ISA to ISA transfer was possible with TD, I think. Don't lose that wrapper! But get prepared in advance.

edjge2
17/3/2016
13:30
I am looking somewhat ahead.

The Majors,at some point,will be caught flat footed when their Gold Hungry investors ask for more and more.

Taking note of this for mere starters......
"Munich Re is one of the largest reinsurance companies in the world - It oversees €231 billion in investments. A small 3% allocation to gold would equate to buying gold worth €8.19 billion. At the current spot price of €1,130 per ounce that would equate to 7.2 million ounces or 225.4 tonnes of gold bullion "


Now imagine a mere assortment of others in this World following Munich re creating-a pro-rata demand.

That alone would equate to 1000 Tonnes of Extra Physical Gold demand.

Where is it going to come from when there have been no big new discoveries,as even when the Majors start exploring again- We are looking at years to get new mines from exploration.

It wont come from the Western Gold vaults that are already hiding pure paper Gold as now we hear Canada has no Gold left.

It would be somewhat ironic if AMA does combine with Perseus and then as the Gold Market lights up along with their share prices- Perseus itself could be a tasty target.

I consider that at some point in the future-some Majors will be forced by their shareholders -to ask "Name your price".

richgit
17/3/2016
12:59
A London listing would make sense for them as we are now into a new Gold bull market.
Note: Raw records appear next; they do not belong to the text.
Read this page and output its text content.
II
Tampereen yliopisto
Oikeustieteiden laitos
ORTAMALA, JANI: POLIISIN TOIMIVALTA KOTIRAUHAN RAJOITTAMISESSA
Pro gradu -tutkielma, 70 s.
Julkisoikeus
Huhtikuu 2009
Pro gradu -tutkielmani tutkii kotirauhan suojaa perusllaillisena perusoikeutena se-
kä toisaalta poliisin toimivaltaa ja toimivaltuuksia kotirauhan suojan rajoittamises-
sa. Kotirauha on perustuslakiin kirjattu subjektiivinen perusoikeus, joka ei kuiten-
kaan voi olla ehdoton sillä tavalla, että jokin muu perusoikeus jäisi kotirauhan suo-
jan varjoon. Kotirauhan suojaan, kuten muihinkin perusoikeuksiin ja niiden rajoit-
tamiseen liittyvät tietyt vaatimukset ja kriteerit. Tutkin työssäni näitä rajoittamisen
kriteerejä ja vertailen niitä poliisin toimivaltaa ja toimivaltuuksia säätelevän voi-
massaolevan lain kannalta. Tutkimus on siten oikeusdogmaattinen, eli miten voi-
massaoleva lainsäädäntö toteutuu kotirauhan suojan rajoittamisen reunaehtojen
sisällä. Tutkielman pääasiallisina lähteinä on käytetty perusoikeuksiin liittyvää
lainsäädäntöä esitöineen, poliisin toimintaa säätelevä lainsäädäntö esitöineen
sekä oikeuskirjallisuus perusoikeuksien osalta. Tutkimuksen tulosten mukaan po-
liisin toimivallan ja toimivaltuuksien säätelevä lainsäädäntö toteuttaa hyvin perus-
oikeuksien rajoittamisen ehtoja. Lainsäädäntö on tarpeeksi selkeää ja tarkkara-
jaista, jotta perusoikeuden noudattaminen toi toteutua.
They will be a bigger player moving forward. They're going to have a hell of a lot of ozs in the ground.

I personally think that Perseus themselves might be taken out but, if not, I'll just enjoy the ride.

dibs61
15/3/2016
22:50
Boadicea, thanks for that, looks like I may have to xfer to another broker if there is no London listing.

Likelihood of a counter bid? The ink on the revision work to the preFS is barely dry. Place your bets, some might be taking another look. 3g/t - profitability depends on many factors, not just grade.

amargosa
15/3/2016
15:12
A counterbid is unlikely;one can rule out RGR because they are on record as not acquiring any resource which does not match up to 3.0 grams per tonne;1.62 would not be enough for them.Furthermore discussions have been ongoing with Perseus for many months and they most likely know the Yaoure project inside out;it could be difficult for an outsider to intervene at this late stage.The availability of this project has been known for some time and so all potentially interested parties have had the opportunity to show their hand.
thorne3
15/3/2016
10:25
Unless PRU get a London listing (in which case you won't need to do anything) you would need a broker with an associate registered on the ASX. I don't know if that is the case for Equiniti (=Selftrade) but think TDW are registered there or have an associate arrangement.